The Imaginary Novelist Publishes

Since this is my first of these newsletters, and since I didn’t publish all that much in 2025, I thought I’d share the three pieces I did publish last year:

  • “‘There are major moves in the market,’” in beestung. I wrote this piece on TDOR in 2024, and it was my first published piece of last year. Think: trans ennui on a train. This piece was nominated for a Pushcart prize! If you are a nonbinary writer, I can’t recommend working with beestung highly enough.

  • “The morning after we cried watching Brokeback Mountain,” in fifth wheel press. I wrote this story in April of 2024, in a cottage in Asheville, NC; unlike the narrator, I was alone on my trip. This piece was also nominated for a Pushcart!

  • “Nothing Mere,” in the engine)idling (if you click through the link, go to page 130). This is a long poem about God and sex and madness, and it was the first poem I ever read at an open mic.

  • …And, bonus, I published a book last year! I Am Never Leaving Williamsburg was my debut chapbook, out with fifth wheel press, all about my undergraduate woes (mostly the bipolar).

The Imaginary Novelist Explains the Name

When I started the prior iteration of this newsletter, it was billed as being about ‘agnostic spirituality,’ and I drew a great deal of inspiration from this quote out of Laurent Binet’s The Seventh Function of Language:

Always act as if god did not exist because if god does exist, he is at best a bad novelist who merits neither respect nor obedience. It is never too late to try to change the course of the story. And it may well be that the imaginary novelist has not yet made his decision. It may well be that the ending of the story is in the hands of his character, and that that character is me.

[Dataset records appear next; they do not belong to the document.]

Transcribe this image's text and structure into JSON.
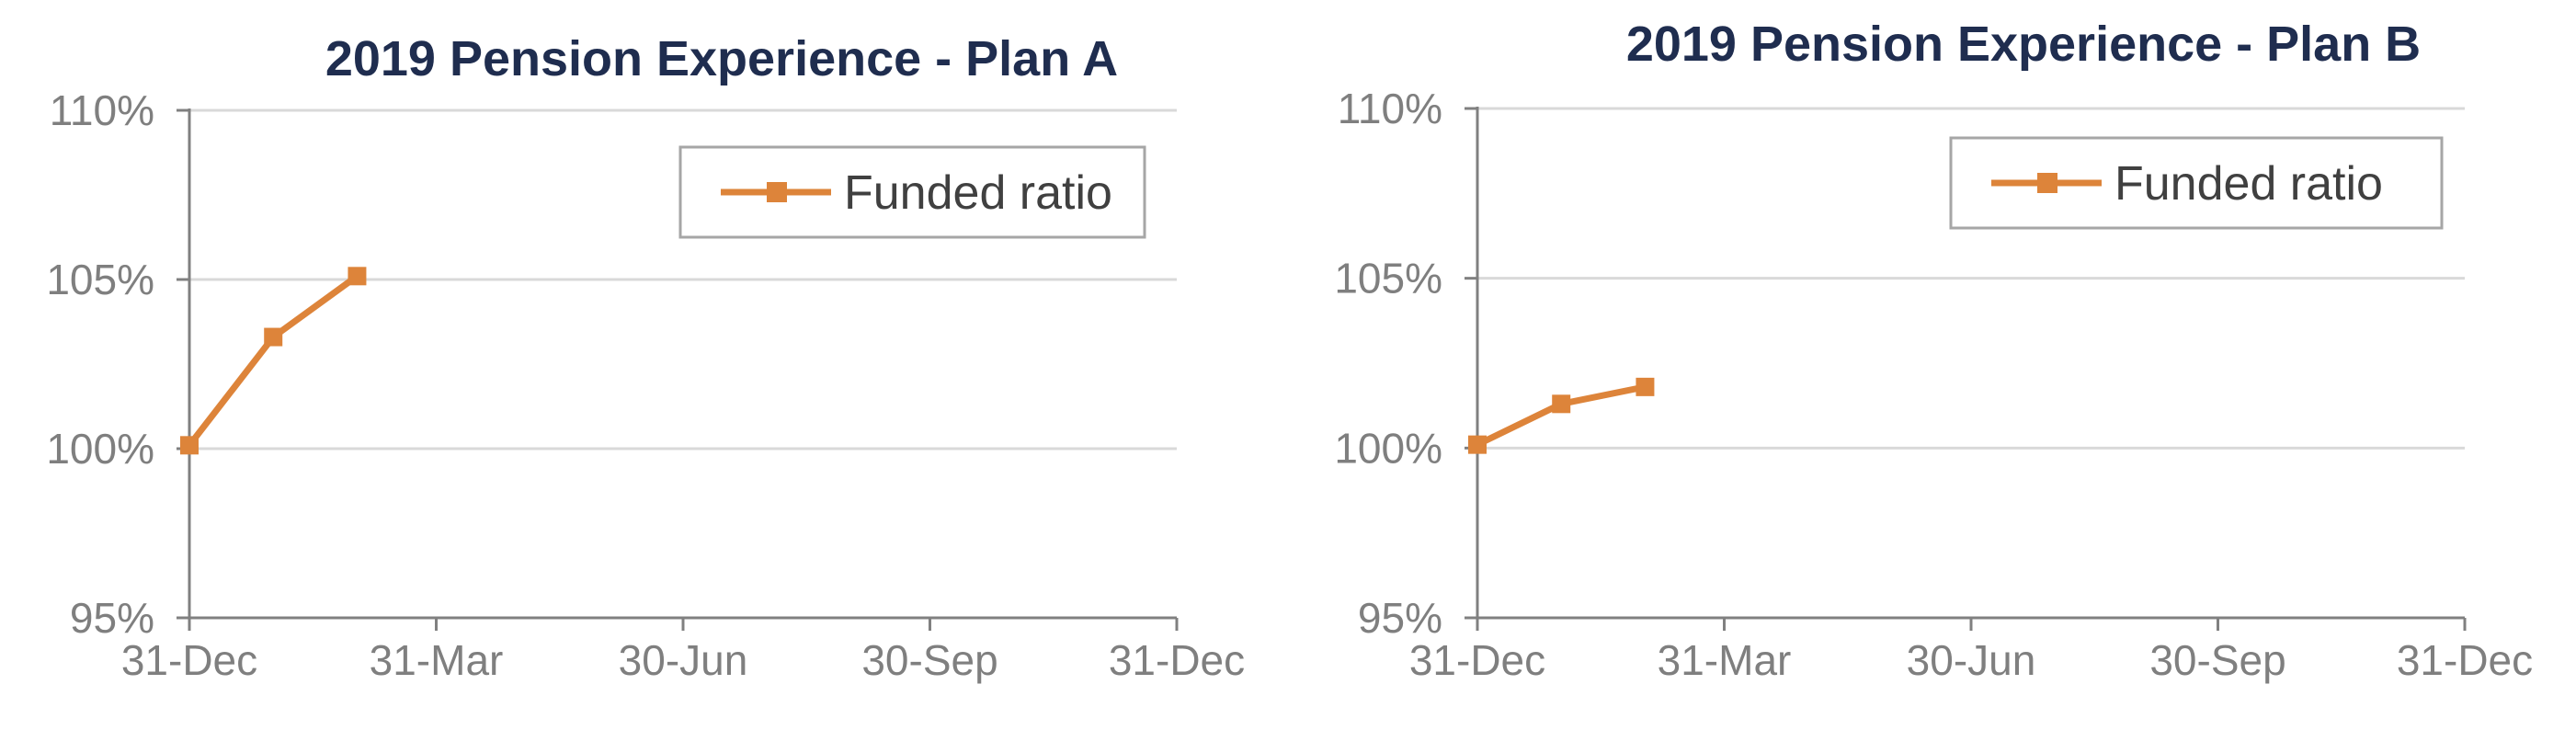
{
  "chart_data": [
    {
      "type": "line",
      "title": "2019 Pension Experience - Plan A",
      "x_categories": [
        "31-Dec",
        "31-Mar",
        "30-Jun",
        "30-Sep",
        "31-Dec"
      ],
      "y_ticks": [
        "95%",
        "100%",
        "105%",
        "110%"
      ],
      "ylim": [
        95,
        110
      ],
      "grid": true,
      "legend_position": "top-right",
      "series": [
        {
          "name": "Funded ratio",
          "color": "#dd843a",
          "marker": "square",
          "x_days_from_start": [
            0,
            31,
            62
          ],
          "x": [
            "2018-12-31",
            "2019-01-31",
            "2019-03-01"
          ],
          "values": [
            100.1,
            103.3,
            105.1
          ]
        }
      ]
    },
    {
      "type": "line",
      "title": "2019 Pension Experience - Plan B",
      "x_categories": [
        "31-Dec",
        "31-Mar",
        "30-Jun",
        "30-Sep",
        "31-Dec"
      ],
      "y_ticks": [
        "95%",
        "100%",
        "105%",
        "110%"
      ],
      "ylim": [
        95,
        110
      ],
      "grid": true,
      "legend_position": "top-right",
      "series": [
        {
          "name": "Funded ratio",
          "color": "#dd843a",
          "marker": "square",
          "x_days_from_start": [
            0,
            31,
            62
          ],
          "x": [
            "2018-12-31",
            "2019-01-31",
            "2019-03-01"
          ],
          "values": [
            100.1,
            101.3,
            101.8
          ]
        }
      ]
    }
  ]
}
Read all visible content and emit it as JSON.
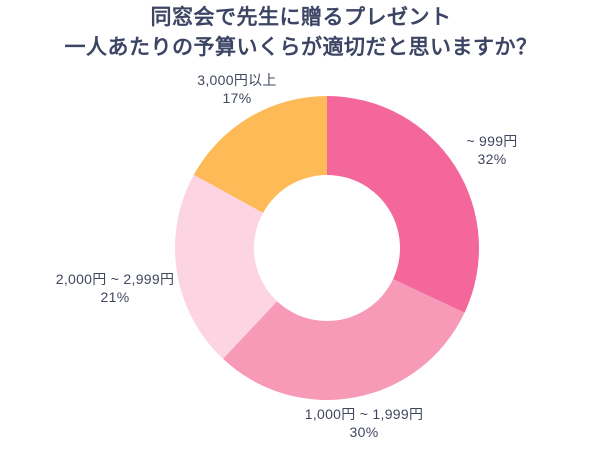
{
  "title": {
    "line1": "同窓会で先生に贈るプレゼント",
    "line2": "一人あたりの予算いくらが適切だと思いますか？",
    "color": "#3D4565"
  },
  "chart_data": {
    "type": "pie",
    "subtype": "donut",
    "title": "同窓会で先生に贈るプレゼント 一人あたりの予算いくらが適切だと思いますか？",
    "unit": "%",
    "start_angle_deg": 0,
    "direction": "clockwise",
    "inner_radius_ratio": 0.48,
    "legend": "none",
    "background": "#ffffff",
    "categories": [
      "~ 999円",
      "1,000円 ~ 1,999円",
      "2,000円 ~ 2,999円",
      "3,000円以上"
    ],
    "values": [
      32,
      30,
      21,
      17
    ],
    "segments": [
      {
        "id": "under-999",
        "label": "~ 999円",
        "value": 32,
        "pct_label": "32%",
        "color": "#F4679B",
        "label_position": "right"
      },
      {
        "id": "1000-1999",
        "label": "1,000円 ~ 1,999円",
        "value": 30,
        "pct_label": "30%",
        "color": "#F79AB8",
        "label_position": "bottom"
      },
      {
        "id": "2000-2999",
        "label": "2,000円 ~ 2,999円",
        "value": 21,
        "pct_label": "21%",
        "color": "#FDD5E2",
        "label_position": "left"
      },
      {
        "id": "3000-plus",
        "label": "3,000円以上",
        "value": 17,
        "pct_label": "17%",
        "color": "#FDBA57",
        "label_position": "top-left"
      }
    ]
  }
}
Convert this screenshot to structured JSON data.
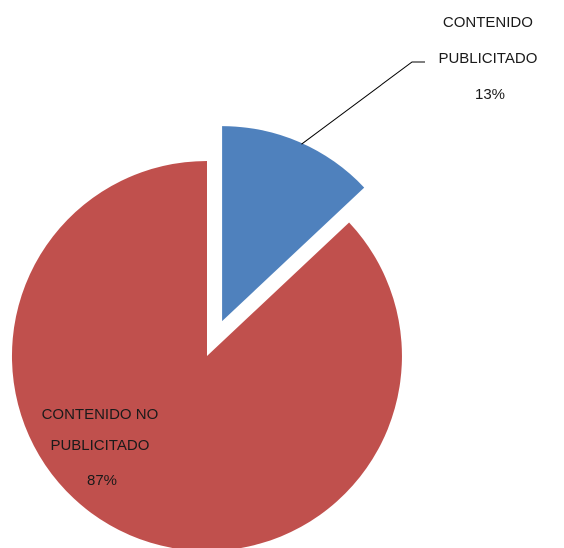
{
  "chart_data": {
    "type": "pie",
    "title": "",
    "slices": [
      {
        "label": [
          "CONTENIDO",
          "PUBLICITADO"
        ],
        "value": 13,
        "percent": "13%",
        "color": "#4F81BD",
        "exploded": true
      },
      {
        "label": [
          "CONTENIDO NO",
          "PUBLICITADO"
        ],
        "value": 87,
        "percent": "87%",
        "color": "#C0504D",
        "exploded": false
      }
    ],
    "legend": "none",
    "data_labels": "label-and-percent"
  }
}
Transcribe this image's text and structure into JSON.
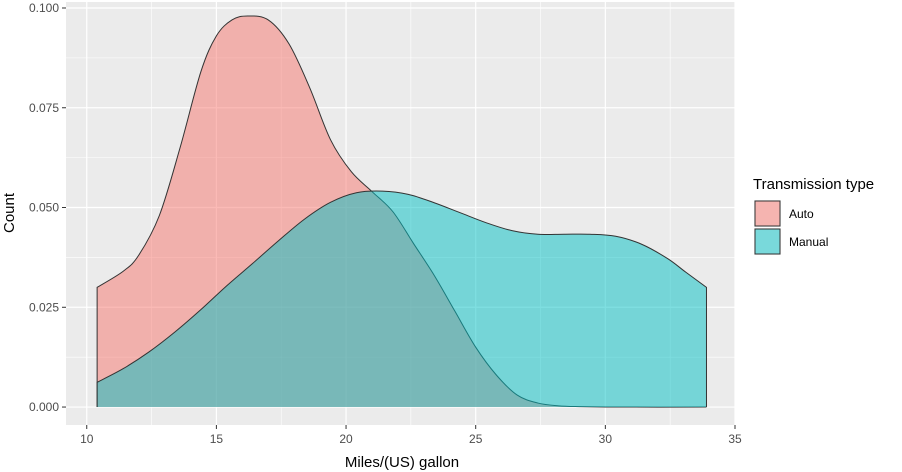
{
  "chart_data": {
    "type": "area",
    "subtype": "density",
    "title": "",
    "xlabel": "Miles/(US) gallon",
    "ylabel": "Count",
    "xlim": [
      9.2,
      35
    ],
    "ylim": [
      -0.0045,
      0.1015
    ],
    "x_ticks": [
      10,
      15,
      20,
      25,
      30,
      35
    ],
    "x_tick_labels": [
      "10",
      "15",
      "20",
      "25",
      "30",
      "35"
    ],
    "y_ticks": [
      0,
      0.025,
      0.05,
      0.075,
      0.1
    ],
    "y_tick_labels": [
      "0.000",
      "0.025",
      "0.050",
      "0.075",
      "0.100"
    ],
    "grid": true,
    "legend": {
      "title": "Transmission type",
      "position": "right",
      "entries": [
        {
          "label": "Auto",
          "color": "#F8766D"
        },
        {
          "label": "Manual",
          "color": "#00BFC4"
        }
      ]
    },
    "colors": {
      "panel": "#EBEBEB",
      "grid": "#FFFFFF",
      "outline": "#333333",
      "fill_alpha": 0.5
    },
    "series": [
      {
        "name": "Auto",
        "color": "#F8766D",
        "points": [
          [
            10.4,
            0.03
          ],
          [
            11.4,
            0.034
          ],
          [
            12.0,
            0.038
          ],
          [
            12.8,
            0.048
          ],
          [
            13.6,
            0.065
          ],
          [
            14.4,
            0.084
          ],
          [
            15.0,
            0.093
          ],
          [
            15.6,
            0.097
          ],
          [
            16.2,
            0.098
          ],
          [
            17.0,
            0.097
          ],
          [
            17.8,
            0.091
          ],
          [
            18.6,
            0.08
          ],
          [
            19.4,
            0.067
          ],
          [
            20.2,
            0.059
          ],
          [
            21.0,
            0.054
          ],
          [
            21.8,
            0.049
          ],
          [
            22.6,
            0.041
          ],
          [
            23.4,
            0.033
          ],
          [
            24.2,
            0.024
          ],
          [
            25.0,
            0.015
          ],
          [
            25.8,
            0.008
          ],
          [
            26.6,
            0.003
          ],
          [
            27.4,
            0.001
          ],
          [
            28.2,
            0.0003
          ],
          [
            29.0,
            0.0001
          ],
          [
            30.4,
            0.0
          ],
          [
            33.9,
            0.0
          ]
        ]
      },
      {
        "name": "Manual",
        "color": "#00BFC4",
        "points": [
          [
            10.4,
            0.0062
          ],
          [
            11.4,
            0.0096
          ],
          [
            12.4,
            0.0138
          ],
          [
            13.4,
            0.0188
          ],
          [
            14.4,
            0.0244
          ],
          [
            15.4,
            0.0304
          ],
          [
            16.4,
            0.036
          ],
          [
            17.4,
            0.0417
          ],
          [
            18.4,
            0.0471
          ],
          [
            19.4,
            0.0513
          ],
          [
            20.4,
            0.0537
          ],
          [
            21.4,
            0.0541
          ],
          [
            22.4,
            0.0533
          ],
          [
            23.4,
            0.0512
          ],
          [
            24.4,
            0.0487
          ],
          [
            25.4,
            0.0462
          ],
          [
            26.4,
            0.0442
          ],
          [
            27.4,
            0.0433
          ],
          [
            28.4,
            0.0433
          ],
          [
            29.4,
            0.0433
          ],
          [
            30.4,
            0.0428
          ],
          [
            31.4,
            0.0408
          ],
          [
            32.4,
            0.0372
          ],
          [
            33.1,
            0.0338
          ],
          [
            33.9,
            0.03
          ]
        ]
      }
    ]
  }
}
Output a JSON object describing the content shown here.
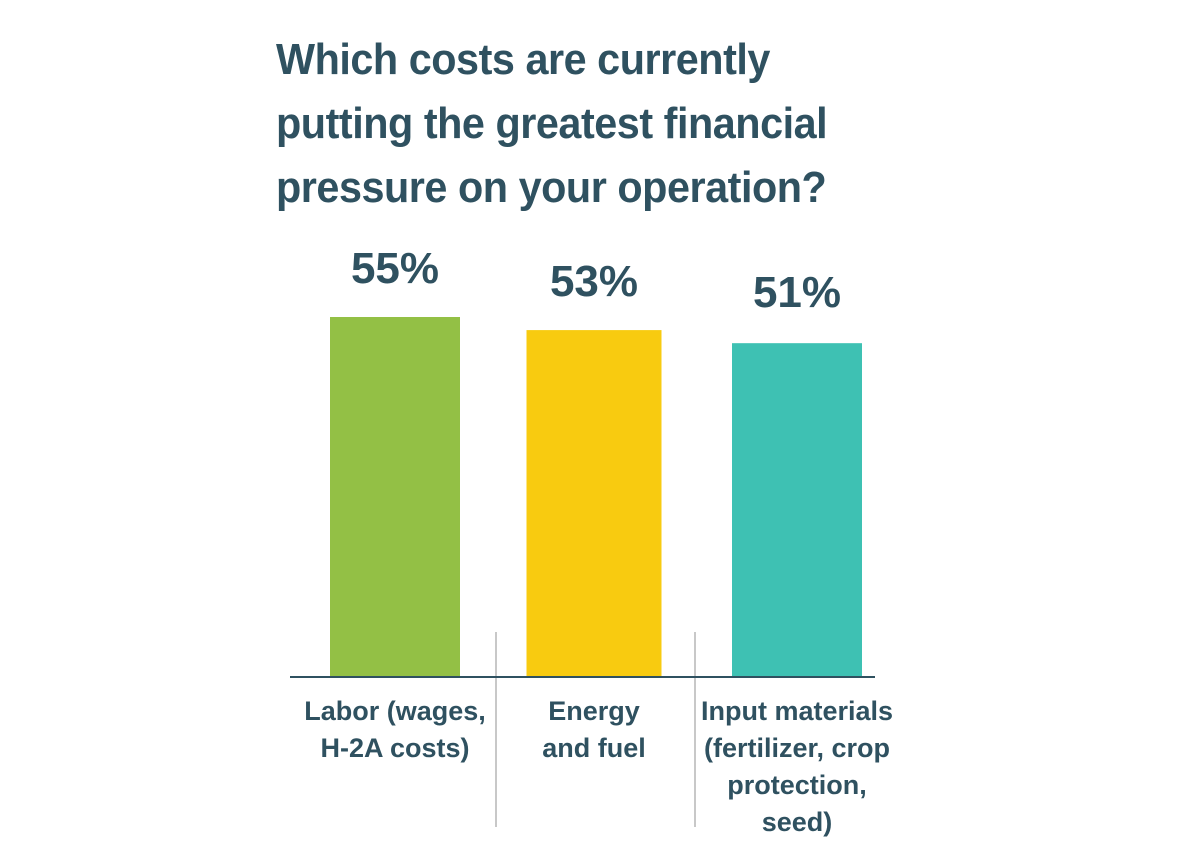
{
  "chart_data": {
    "type": "bar",
    "title": "Which costs are currently putting the greatest financial pressure on your operation?",
    "title_lines": [
      "Which costs are currently",
      "putting the greatest financial",
      "pressure on your operation?"
    ],
    "categories": [
      "Labor (wages, H-2A costs)",
      "Energy and fuel",
      "Input materials (fertilizer, crop protection, seed)"
    ],
    "category_label_lines": [
      [
        "Labor (wages,",
        "H-2A costs)"
      ],
      [
        "Energy",
        "and fuel"
      ],
      [
        "Input materials",
        "(fertilizer, crop",
        "protection,",
        "seed)"
      ]
    ],
    "values": [
      55,
      53,
      51
    ],
    "value_labels": [
      "55%",
      "53%",
      "51%"
    ],
    "unit": "%",
    "colors": [
      "#93c045",
      "#f8cb10",
      "#3ec1b3"
    ],
    "text_color": "#2f5160",
    "axis_color": "#2f5160",
    "divider_color": "#c8c8c8",
    "xlabel": "",
    "ylabel": "",
    "grid": false,
    "legend": "none"
  }
}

I’m not quite as attached to the message behind this quote as I once was, in large part because, over the last two years, I’ve sort of reencountered God in my life by joining an Episcopal church. (Sidenote: is rejoining a Christian church embarrassing, or a little badass? Haven’t figured it out yet.) So no, I no longer think of God as a ‘bad novelist,’ but I am pretty married to the name, and now I’m the Imaginary Novelist (because I will never publish a novel, ha, ha).